Cela mettra presque certainement hors de portée l’objectif du président Emmanuel Macron d’atteindre un taux de chômage de 5 pour cent et augmentera le taux de chômage du niveau actuel de 7,3 pour cent.
Bruno Castagne, propriétaire d’une petite entreprise de nettoyage comptant huit salariés, a déclaré que son entreprise serait affectée par la baisse des allégements fiscaux sur les salaires d’entrée et sur les apprentissages.
“Cela pourrait me faire perdre près de la moitié de ma marge bénéficiaire de 6 pour cent”, a-t-il déclaré. “J’ai l’impression qu’il est de plus en plus difficile de gérer l’incertitude et que notre marché devient également plus compétitif.”
À la fin de l’ère Macron, les défis s’accentuent
Le budget montre que l’ère de réformes favorables aux entreprises de Macron est en veilleuse, alors que l’assainissement des finances publiques devient une priorité à la fois pour Bruxelles et pour les investisseurs.
Les inquiétudes concernant la situation budgétaire de la France ont contribué à une liquidation de sa dette à long terme cette année, portant son rendement à 10 ans juste au-dessus de 3 pour cent et dépassant celui de l’Espagne pour la première fois depuis la crise financière de 2008.
Le gouvernement Barnier a proposé 15,6 milliards d’euros de nouveaux prélèvements sur les grandes entreprises et les riches. Il a promis à plusieurs reprises que les hausses ne dureraient que deux ans, mais peu d’observateurs le croient.
Moëc a déclaré que le gouvernement n’avait guère d’autre choix à court terme que de cibler les personnes fortunées et les entreprises qui pourraient « s’en prendre au menton ».
À plus long terme, la France aura du mal à utiliser sa méthode habituelle de recours à la fiscalité pour combler le trou du déficit, car sa pression fiscale représente déjà une part plus importante du PIB que celle de tout autre pays de l’OCDE.
Alors que le gouvernement prétend que le plan prévoit une réduction des dépenses de deux tiers et une augmentation des impôts d’un tiers, l’organisme indépendant de surveillance budgétaire du Haut Conseil des Finances Publiques conteste leur méthodologie.
Les calculs de Barnier n’utilisent pas une référence de dépenses pour 2023, mais le contrefactuel de ce qu’auraient été les dépenses en 2025 si rien n’avait été fait. Le Haut Conseil a estimé que le véritable carcan budgétaire était beaucoup plus souple – plutôt de l’ordre de 42 milliards d’euros que de 60 milliards d’euros –, 70 pour cent des restrictions provenant des hausses d’impôts.
Les économistes sont d’accord. “La méthode inhabituelle utilisée par le gouvernement donne l’impression qu’il fait plus qu’il ne le fait et que le plan comprend plus de réductions de dépenses que d’impôts”, a déclaré Silvia Ardagna, analyste de Barclays. “Le contraire est vrai.”

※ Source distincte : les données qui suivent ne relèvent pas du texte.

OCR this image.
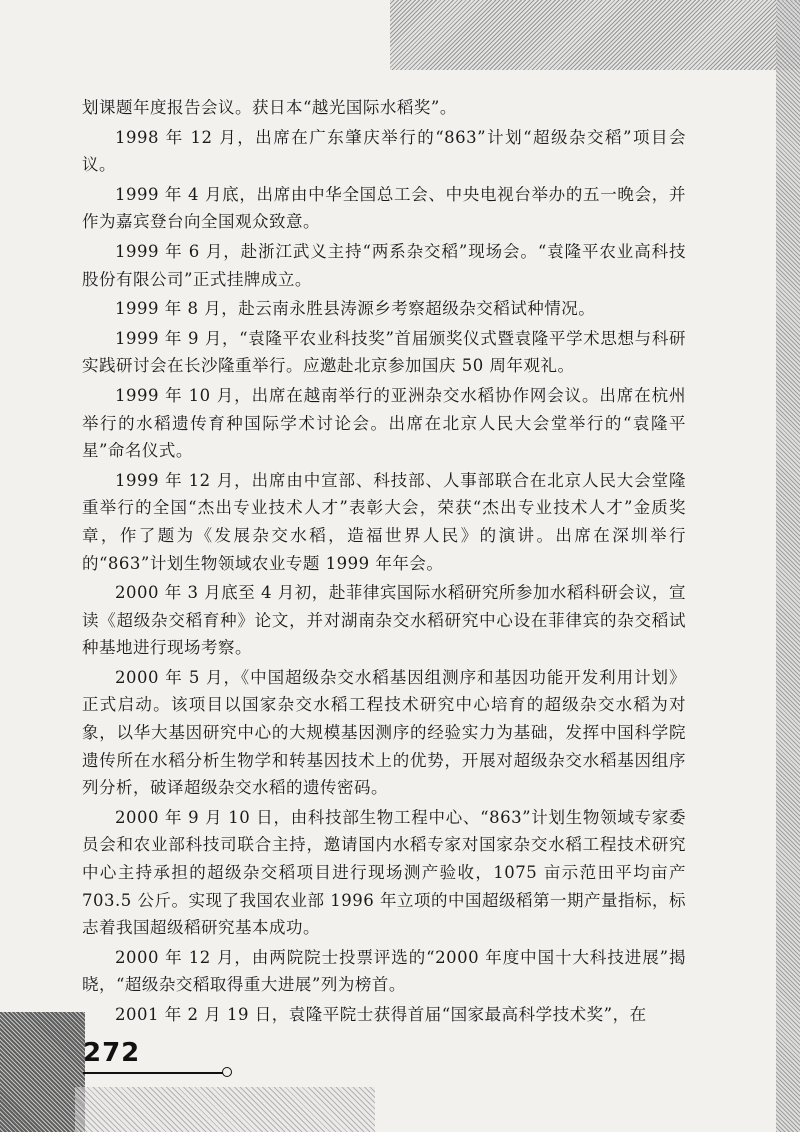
划课题年度报告会议。获日本“越光国际水稻奖”。

1998 年 12 月，出席在广东肇庆举行的“863”计划“超级杂交稻”项目会议。

1999 年 4 月底，出席由中华全国总工会、中央电视台举办的五一晚会，并作为嘉宾登台向全国观众致意。

1999 年 6 月，赴浙江武义主持“两系杂交稻”现场会。“袁隆平农业高科技股份有限公司”正式挂牌成立。

1999 年 8 月，赴云南永胜县涛源乡考察超级杂交稻试种情况。

1999 年 9 月，“袁隆平农业科技奖”首届颁奖仪式暨袁隆平学术思想与科研实践研讨会在长沙隆重举行。应邀赴北京参加国庆 50 周年观礼。

1999 年 10 月，出席在越南举行的亚洲杂交水稻协作网会议。出席在杭州举行的水稻遗传育种国际学术讨论会。出席在北京人民大会堂举行的“袁隆平星”命名仪式。

1999 年 12 月，出席由中宣部、科技部、人事部联合在北京人民大会堂隆重举行的全国“杰出专业技术人才”表彰大会，荣获“杰出专业技术人才”金质奖章，作了题为《发展杂交水稻，造福世界人民》的演讲。出席在深圳举行的“863”计划生物领域农业专题 1999 年年会。

2000 年 3 月底至 4 月初，赴菲律宾国际水稻研究所参加水稻科研会议，宣读《超级杂交稻育种》论文，并对湖南杂交水稻研究中心设在菲律宾的杂交稻试种基地进行现场考察。

2000 年 5 月，《中国超级杂交水稻基因组测序和基因功能开发利用计划》正式启动。该项目以国家杂交水稻工程技术研究中心培育的超级杂交水稻为对象，以华大基因研究中心的大规模基因测序的经验实力为基础，发挥中国科学院遗传所在水稻分析生物学和转基因技术上的优势，开展对超级杂交水稻基因组序列分析，破译超级杂交水稻的遗传密码。

2000 年 9 月 10 日，由科技部生物工程中心、“863”计划生物领域专家委员会和农业部科技司联合主持，邀请国内水稻专家对国家杂交水稻工程技术研究中心主持承担的超级杂交稻项目进行现场测产验收，1075 亩示范田平均亩产 703.5 公斤。实现了我国农业部 1996 年立项的中国超级稻第一期产量指标，标志着我国超级稻研究基本成功。

2000 年 12 月，由两院院士投票评选的“2000 年度中国十大科技进展”揭晓，“超级杂交稻取得重大进展”列为榜首。

2001 年 2 月 19 日，袁隆平院士获得首届“国家最高科学技术奖”，在

272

Le tour de passe-passe perçu par Barnier et le fait que la France n’a pas équilibré son budget depuis 1974 témoignent de l’ampleur des défis auxquels est confrontée la deuxième économie de la zone euro.
Son gouvernement minoritaire dispose de peu de capital politique pour mettre en œuvre les politiques impopulaires dont la France a besoin pour remédier à ses déficits persistants.
La première d’entre elles serait de réduire l’énorme facture des retraites, qui s’élève à 14 pour cent du PIB par an – un troisième chemin politique étant donné le pouvoir de vote des personnes âgées. Les services publics, de la santé à l’éducation, ont également reçu des centaines de milliards d’argent supplémentaire depuis 2017 sans toujours donner de meilleurs résultats.
« Ils font ce qui est politiquement possible. . . mais c’est un pansement collant », a déclaré Andrew Kenningham, du cabinet de conseil Capital Economics. « Il est largement reconnu qu’ils doivent réduire les coûts pour l’État. Ils n’ont tout simplement pas de mandat pour le faire.